Stability for Constrained Minimax Optimization

TL;DR

This paper investigates the stability of constrained minimax optimization problems by extending classical conditions, introducing Property A, and establishing conditions for strong regularity and local homeomorphism of the KKT system.

Contribution

It extends Jacobian uniqueness conditions to constrained minimax problems, introduces Property A without strict complementarity, and links these to strong regularity and local homeomorphism results.

Findings

Jacobian conditions are stable under small perturbations.

Property A ensures strong regularity of the KKT system.

Property A guarantees local Lipschitzian homeomorphism of the Kojima mapping.

Abstract

Minimax optimization problems are an important class of optimization problems arising from both modern machine learning and from traditional research areas.
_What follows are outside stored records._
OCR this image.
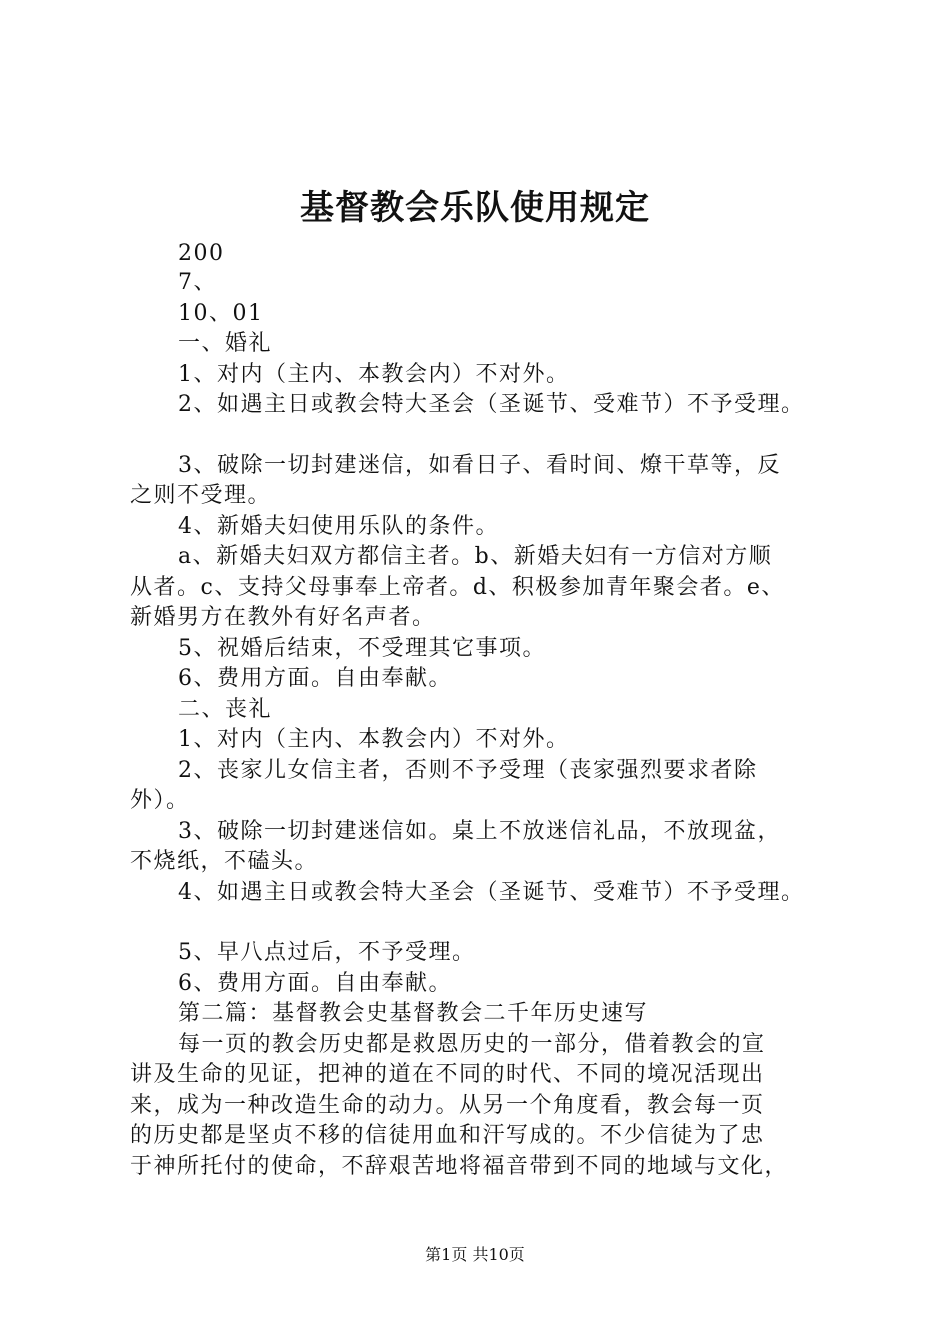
基督教会乐队使用规定
200
7、
10、01
一、婚礼
1、对内（主内、本教会内）不对外。
2、如遇主日或教会特大圣会（圣诞节、受难节）不予受理。
3、破除一切封建迷信，如看日子、看时间、燎干草等，反
之则不受理。
4、新婚夫妇使用乐队的条件。
a、新婚夫妇双方都信主者。b、新婚夫妇有一方信对方顺
从者。c、支持父母事奉上帝者。d、积极参加青年聚会者。e、
新婚男方在教外有好名声者。
5、祝婚后结束，不受理其它事项。
6、费用方面。自由奉献。
二、丧礼
1、对内（主内、本教会内）不对外。
2、丧家儿女信主者，否则不予受理（丧家强烈要求者除
外）。
3、破除一切封建迷信如。桌上不放迷信礼品，不放现盆，
不烧纸，不磕头。
4、如遇主日或教会特大圣会（圣诞节、受难节）不予受理。
5、早八点过后，不予受理。
6、费用方面。自由奉献。
第二篇：基督教会史基督教会二千年历史速写
每一页的教会历史都是救恩历史的一部分，借着教会的宣
讲及生命的见证，把神的道在不同的时代、不同的境况活现出
来，成为一种改造生命的动力。从另一个角度看，教会每一页
的历史都是坚贞不移的信徒用血和汗写成的。不少信徒为了忠
于神所托付的使命，不辞艰苦地将福音带到不同的地域与文化，
第1页 共10页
We focus on the stability of constrained minimax optimization problems based on the notion of local minimax point by Dai and Zhang (2020). Firstly, we extend the classical Jacobian uniqueness conditions of nonlinear programming to the constrained minimax problem and prove that this set of properties is stable with respect to small $C^2$ perturbation. Secondly, we provide a set of conditions, called Property A, which does not require the strict complementarity condition for the upper level constraints. Finally, we prove that Property A is a sufficient condition for the strong regularity of the Kurash-Kuhn-Tucker (KKT) system at the KKT point, and it is also a sufficient condition for the local Lipschitzian homeomorphism of the Kojima mapping near the KKT point.